Nel 1575 uscì la versione volgare degli Elementi, stampata nella sua casa a Urbino e a cura del tipografo Domenico Frisolino. La scelta di tradurre gli Elementi latini in volgare rispondeva all’esigenza linguistica da parte di tecnici, di architetti e di curiosi non erano in grado di padroneggiare il latino ma interessati alle questioni contenute [1].
[1] Commandino scrive nella dedica a Ranuccio Farnese posta in apertura del libro Ptolemaei Planisphaerium. Iordani Planisphaerium. Federici Commandini Urbinatis in Ptolemaei Planisphaerium commentarius. In quo universa Scenographices ratio quam brevissime traditur, ac demonstrationibus confirmatur, Venezia, 1558: «Pertinet autem ad eam optices partem, quam veteres scenographicen appellarunt. Nam optice de mathematicorum sententia in tres praecipuas partes dispertitur, hoc est opticen, quae generis nome obtinuit; catoptricen, scenographicen. Haec postrema maximo usui est architectis, cum aedificiorum imagines, aut aliud quidpiam describere volunt». E nella prefazione alle opere di Archimede Commandino scrive (Archimedis opera non nulla, 1558, prefazione): «Quam vero late pateant hae disciplinae; quantas utilitates, et domesticis, et forensibus rebus importent, ex earum divisione apertissime cognoscemus.
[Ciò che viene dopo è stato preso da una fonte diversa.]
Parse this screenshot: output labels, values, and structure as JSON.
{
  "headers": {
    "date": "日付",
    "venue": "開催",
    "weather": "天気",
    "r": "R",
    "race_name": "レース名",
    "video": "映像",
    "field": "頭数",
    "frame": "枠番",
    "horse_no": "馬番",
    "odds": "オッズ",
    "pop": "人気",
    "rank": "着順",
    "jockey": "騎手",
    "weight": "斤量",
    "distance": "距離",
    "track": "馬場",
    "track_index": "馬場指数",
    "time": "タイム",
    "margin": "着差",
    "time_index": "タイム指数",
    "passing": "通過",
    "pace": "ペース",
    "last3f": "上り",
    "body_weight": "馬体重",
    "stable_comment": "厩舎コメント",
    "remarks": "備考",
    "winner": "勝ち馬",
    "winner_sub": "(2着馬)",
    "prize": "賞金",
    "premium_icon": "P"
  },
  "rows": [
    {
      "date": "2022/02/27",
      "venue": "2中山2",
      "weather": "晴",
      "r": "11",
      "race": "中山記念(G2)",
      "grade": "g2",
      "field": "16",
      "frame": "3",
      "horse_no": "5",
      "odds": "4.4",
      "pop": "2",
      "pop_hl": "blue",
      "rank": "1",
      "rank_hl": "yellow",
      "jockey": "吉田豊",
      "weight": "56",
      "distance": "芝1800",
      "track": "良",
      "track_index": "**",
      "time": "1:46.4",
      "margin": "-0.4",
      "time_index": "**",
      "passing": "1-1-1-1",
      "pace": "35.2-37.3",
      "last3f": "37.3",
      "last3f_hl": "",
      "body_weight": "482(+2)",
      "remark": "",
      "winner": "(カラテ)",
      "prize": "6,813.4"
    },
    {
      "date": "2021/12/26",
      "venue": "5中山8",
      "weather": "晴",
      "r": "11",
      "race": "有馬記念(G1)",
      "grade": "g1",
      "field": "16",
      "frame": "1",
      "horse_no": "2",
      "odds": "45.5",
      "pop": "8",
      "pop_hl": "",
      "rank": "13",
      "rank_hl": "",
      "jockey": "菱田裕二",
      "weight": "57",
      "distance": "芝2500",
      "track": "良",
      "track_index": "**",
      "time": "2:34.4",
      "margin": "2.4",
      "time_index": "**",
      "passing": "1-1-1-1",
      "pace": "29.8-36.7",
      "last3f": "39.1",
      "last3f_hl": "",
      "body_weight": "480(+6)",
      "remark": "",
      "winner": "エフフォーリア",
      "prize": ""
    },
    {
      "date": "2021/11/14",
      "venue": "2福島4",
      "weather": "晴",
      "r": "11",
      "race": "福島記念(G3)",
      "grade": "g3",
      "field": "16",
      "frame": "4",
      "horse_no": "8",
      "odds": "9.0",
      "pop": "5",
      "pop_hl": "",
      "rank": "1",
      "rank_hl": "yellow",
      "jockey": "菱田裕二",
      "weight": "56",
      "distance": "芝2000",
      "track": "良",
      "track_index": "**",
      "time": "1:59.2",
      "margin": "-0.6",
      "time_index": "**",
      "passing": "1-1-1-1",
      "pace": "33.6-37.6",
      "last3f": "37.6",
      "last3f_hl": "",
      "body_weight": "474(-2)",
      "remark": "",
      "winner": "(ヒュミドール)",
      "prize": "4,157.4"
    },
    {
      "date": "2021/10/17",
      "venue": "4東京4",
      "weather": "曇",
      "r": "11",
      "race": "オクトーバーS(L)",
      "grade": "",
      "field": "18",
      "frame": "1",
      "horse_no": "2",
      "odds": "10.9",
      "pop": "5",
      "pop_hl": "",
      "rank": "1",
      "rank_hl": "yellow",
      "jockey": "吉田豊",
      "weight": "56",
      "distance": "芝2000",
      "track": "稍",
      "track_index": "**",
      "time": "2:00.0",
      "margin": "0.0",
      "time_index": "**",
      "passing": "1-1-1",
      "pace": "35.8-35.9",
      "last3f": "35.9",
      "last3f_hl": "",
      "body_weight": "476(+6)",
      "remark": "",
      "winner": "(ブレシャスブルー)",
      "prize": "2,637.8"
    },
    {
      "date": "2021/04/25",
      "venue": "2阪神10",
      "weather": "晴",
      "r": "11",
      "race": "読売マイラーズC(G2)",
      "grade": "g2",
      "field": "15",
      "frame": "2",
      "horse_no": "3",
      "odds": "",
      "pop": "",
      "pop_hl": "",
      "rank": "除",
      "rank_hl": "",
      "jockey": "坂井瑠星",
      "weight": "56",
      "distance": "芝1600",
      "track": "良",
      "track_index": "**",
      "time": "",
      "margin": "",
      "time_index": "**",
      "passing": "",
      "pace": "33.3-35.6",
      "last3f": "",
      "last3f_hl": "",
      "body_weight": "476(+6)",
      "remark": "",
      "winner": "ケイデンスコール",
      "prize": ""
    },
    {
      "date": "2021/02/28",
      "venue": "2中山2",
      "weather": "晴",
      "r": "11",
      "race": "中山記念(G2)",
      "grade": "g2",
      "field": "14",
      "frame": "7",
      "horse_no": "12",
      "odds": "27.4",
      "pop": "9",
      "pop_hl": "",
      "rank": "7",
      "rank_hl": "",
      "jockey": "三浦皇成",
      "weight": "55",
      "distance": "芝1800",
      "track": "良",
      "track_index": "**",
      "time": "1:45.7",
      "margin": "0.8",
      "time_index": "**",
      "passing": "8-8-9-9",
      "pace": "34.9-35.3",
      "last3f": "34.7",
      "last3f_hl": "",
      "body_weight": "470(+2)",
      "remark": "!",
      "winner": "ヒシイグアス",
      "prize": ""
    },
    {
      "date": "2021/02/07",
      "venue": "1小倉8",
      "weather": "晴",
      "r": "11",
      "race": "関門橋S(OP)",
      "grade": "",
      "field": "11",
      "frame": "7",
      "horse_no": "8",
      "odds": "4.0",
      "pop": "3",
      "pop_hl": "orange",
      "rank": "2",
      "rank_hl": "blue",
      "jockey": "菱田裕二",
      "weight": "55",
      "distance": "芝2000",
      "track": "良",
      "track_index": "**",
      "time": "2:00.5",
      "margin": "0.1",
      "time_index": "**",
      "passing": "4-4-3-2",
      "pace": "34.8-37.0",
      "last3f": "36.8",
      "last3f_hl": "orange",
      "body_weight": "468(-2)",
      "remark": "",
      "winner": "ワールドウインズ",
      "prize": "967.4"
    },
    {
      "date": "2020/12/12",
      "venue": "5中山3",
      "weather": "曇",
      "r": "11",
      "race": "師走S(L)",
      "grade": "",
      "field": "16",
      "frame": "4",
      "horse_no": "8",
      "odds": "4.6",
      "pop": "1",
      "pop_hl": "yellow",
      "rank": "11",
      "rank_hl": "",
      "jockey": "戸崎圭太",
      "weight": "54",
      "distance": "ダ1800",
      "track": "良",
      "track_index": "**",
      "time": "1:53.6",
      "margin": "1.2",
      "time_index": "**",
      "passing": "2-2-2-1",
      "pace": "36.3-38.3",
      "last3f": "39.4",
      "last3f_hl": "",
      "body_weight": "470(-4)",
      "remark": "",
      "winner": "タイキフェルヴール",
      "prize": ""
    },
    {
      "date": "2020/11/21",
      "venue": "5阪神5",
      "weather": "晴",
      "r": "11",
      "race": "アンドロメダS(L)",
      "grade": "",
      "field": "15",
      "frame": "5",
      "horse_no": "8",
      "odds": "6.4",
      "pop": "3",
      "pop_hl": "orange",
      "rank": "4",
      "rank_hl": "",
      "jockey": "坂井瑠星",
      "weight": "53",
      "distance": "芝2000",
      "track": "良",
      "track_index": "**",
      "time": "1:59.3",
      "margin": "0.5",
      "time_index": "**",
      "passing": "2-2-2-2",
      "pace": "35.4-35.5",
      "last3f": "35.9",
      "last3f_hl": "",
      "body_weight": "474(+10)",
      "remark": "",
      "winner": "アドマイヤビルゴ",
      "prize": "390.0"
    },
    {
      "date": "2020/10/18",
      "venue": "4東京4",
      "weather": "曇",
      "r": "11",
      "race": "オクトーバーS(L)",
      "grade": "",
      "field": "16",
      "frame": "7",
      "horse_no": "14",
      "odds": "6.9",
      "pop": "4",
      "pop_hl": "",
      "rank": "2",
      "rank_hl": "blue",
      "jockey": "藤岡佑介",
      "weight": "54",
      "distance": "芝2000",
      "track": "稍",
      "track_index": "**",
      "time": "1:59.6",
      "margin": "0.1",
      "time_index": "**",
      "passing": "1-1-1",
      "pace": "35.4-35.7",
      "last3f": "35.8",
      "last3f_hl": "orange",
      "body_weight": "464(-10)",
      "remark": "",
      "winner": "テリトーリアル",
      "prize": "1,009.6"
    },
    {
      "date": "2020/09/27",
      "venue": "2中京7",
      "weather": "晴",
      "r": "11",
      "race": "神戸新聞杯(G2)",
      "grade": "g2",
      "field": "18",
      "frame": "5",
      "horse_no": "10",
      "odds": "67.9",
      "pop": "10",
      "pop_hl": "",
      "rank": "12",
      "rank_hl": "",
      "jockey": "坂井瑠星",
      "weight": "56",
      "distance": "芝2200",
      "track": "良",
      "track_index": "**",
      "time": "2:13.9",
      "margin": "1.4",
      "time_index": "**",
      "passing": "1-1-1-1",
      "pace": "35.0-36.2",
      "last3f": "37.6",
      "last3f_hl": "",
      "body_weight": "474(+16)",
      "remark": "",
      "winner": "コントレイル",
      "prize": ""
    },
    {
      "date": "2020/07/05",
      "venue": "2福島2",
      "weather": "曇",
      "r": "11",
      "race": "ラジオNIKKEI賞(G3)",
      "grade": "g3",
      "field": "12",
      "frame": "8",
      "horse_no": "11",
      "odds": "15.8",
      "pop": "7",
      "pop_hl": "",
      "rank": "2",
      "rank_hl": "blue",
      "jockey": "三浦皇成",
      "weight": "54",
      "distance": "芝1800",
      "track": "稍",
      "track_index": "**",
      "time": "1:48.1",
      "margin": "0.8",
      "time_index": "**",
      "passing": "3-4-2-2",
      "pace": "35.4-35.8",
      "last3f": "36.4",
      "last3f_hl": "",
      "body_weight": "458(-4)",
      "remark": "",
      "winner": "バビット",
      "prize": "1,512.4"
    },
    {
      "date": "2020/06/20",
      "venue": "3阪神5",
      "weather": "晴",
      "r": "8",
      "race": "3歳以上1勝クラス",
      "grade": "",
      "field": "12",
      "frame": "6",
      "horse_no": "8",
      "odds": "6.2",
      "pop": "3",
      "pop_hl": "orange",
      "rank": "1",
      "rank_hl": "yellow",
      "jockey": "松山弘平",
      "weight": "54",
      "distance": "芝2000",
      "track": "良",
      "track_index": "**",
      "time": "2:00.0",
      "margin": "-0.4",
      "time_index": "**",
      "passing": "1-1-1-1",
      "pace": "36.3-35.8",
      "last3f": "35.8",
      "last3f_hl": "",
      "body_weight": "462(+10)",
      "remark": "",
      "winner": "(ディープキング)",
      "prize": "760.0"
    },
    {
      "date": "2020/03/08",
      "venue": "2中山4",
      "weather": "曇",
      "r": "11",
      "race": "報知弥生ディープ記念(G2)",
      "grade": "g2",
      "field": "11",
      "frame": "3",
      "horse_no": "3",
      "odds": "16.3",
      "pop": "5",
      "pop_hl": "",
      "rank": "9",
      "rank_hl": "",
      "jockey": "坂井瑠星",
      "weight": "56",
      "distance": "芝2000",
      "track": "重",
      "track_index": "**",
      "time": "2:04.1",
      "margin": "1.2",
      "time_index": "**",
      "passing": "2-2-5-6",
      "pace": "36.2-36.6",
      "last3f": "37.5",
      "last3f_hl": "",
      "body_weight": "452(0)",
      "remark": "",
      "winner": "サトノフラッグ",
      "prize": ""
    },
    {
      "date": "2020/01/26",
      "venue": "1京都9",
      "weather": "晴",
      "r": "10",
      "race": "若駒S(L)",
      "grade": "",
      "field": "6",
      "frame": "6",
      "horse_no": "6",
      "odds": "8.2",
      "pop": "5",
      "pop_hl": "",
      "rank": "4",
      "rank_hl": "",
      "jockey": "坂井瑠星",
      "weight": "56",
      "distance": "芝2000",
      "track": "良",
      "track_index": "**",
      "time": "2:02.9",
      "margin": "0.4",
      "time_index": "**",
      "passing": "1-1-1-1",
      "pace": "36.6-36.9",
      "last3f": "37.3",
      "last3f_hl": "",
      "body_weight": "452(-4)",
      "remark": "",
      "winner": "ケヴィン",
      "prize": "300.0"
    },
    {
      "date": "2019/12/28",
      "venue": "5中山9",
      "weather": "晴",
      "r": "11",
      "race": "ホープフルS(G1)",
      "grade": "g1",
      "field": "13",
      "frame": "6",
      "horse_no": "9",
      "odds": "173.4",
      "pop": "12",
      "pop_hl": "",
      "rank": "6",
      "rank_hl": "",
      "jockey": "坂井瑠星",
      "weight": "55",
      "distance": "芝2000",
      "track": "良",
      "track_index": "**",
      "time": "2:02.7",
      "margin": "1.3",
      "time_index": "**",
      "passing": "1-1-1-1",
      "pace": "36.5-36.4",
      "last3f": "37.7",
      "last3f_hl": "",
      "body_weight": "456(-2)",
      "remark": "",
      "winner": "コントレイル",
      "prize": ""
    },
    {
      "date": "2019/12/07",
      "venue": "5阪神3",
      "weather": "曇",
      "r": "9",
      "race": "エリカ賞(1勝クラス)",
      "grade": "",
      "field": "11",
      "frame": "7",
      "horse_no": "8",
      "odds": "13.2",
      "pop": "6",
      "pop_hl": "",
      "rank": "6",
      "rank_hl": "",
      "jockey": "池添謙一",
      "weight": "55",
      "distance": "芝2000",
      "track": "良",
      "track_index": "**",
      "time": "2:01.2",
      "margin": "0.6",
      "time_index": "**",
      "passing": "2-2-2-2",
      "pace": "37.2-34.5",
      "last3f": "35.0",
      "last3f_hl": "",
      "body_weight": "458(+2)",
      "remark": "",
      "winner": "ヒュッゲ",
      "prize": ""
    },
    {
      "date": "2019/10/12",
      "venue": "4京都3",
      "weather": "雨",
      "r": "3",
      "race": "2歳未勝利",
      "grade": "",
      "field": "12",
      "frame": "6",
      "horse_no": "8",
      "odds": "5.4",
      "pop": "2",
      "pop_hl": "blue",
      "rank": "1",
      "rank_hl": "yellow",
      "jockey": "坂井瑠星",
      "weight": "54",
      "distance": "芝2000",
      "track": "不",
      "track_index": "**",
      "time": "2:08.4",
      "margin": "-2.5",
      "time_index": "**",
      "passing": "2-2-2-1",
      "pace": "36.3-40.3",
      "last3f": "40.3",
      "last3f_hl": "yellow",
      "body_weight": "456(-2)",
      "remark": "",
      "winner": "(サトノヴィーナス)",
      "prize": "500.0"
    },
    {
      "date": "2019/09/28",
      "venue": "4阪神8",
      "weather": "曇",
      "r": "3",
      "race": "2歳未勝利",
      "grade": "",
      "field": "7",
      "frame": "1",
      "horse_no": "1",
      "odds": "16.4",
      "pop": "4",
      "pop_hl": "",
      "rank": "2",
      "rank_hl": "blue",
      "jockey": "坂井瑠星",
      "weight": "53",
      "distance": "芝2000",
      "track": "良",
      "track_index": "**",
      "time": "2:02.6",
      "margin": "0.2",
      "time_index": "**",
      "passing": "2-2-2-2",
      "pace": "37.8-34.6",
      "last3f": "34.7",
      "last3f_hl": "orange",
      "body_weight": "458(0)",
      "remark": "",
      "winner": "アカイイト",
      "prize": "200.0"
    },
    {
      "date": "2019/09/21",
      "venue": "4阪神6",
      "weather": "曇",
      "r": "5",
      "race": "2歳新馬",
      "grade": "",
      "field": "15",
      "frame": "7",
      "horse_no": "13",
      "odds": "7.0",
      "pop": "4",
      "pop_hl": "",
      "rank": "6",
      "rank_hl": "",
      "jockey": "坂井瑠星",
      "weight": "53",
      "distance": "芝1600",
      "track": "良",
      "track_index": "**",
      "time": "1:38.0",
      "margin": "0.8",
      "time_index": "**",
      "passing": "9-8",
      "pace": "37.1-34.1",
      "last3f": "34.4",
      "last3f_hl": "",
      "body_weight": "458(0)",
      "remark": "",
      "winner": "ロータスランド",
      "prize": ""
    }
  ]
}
Siquidem primum vel circa ea versantur, quae quamvis a materia re ipsa separari non possunt: tamen cogitazione, atque intellectione, ut separabilia comprehenduntur: quod genus sunt geometria, et Arithmetice».
Bibliografia: Heath T.L., 1926, The thirteen books of Euclid’s elements, Cambridge, Cambridge University Press; Folkerts, M., 1989, Euclid in medieval Europe, Winnipeg, Man., Canada, Dunellen, U.S.A., The Benjamin catalogue; Gavagna, V., 2009, La tradizione euclidea nel Rinascimento, in Commandino, F., 2009, De gli Elementi di Euclide, edizione anastatica, 1575, Urbino, pp. 1-10, Ulivi, E., 2002, Scuole e maestri d’abaco in italia tra Medioevo e Rinascimento, in Giusti, E. (a cura di), Un ponte sul Mediterraneo. Leonardo Pisano, la scienza araba e la rinascita della matematica in Occidente, Firenze, Polistampa, pp. 121-159.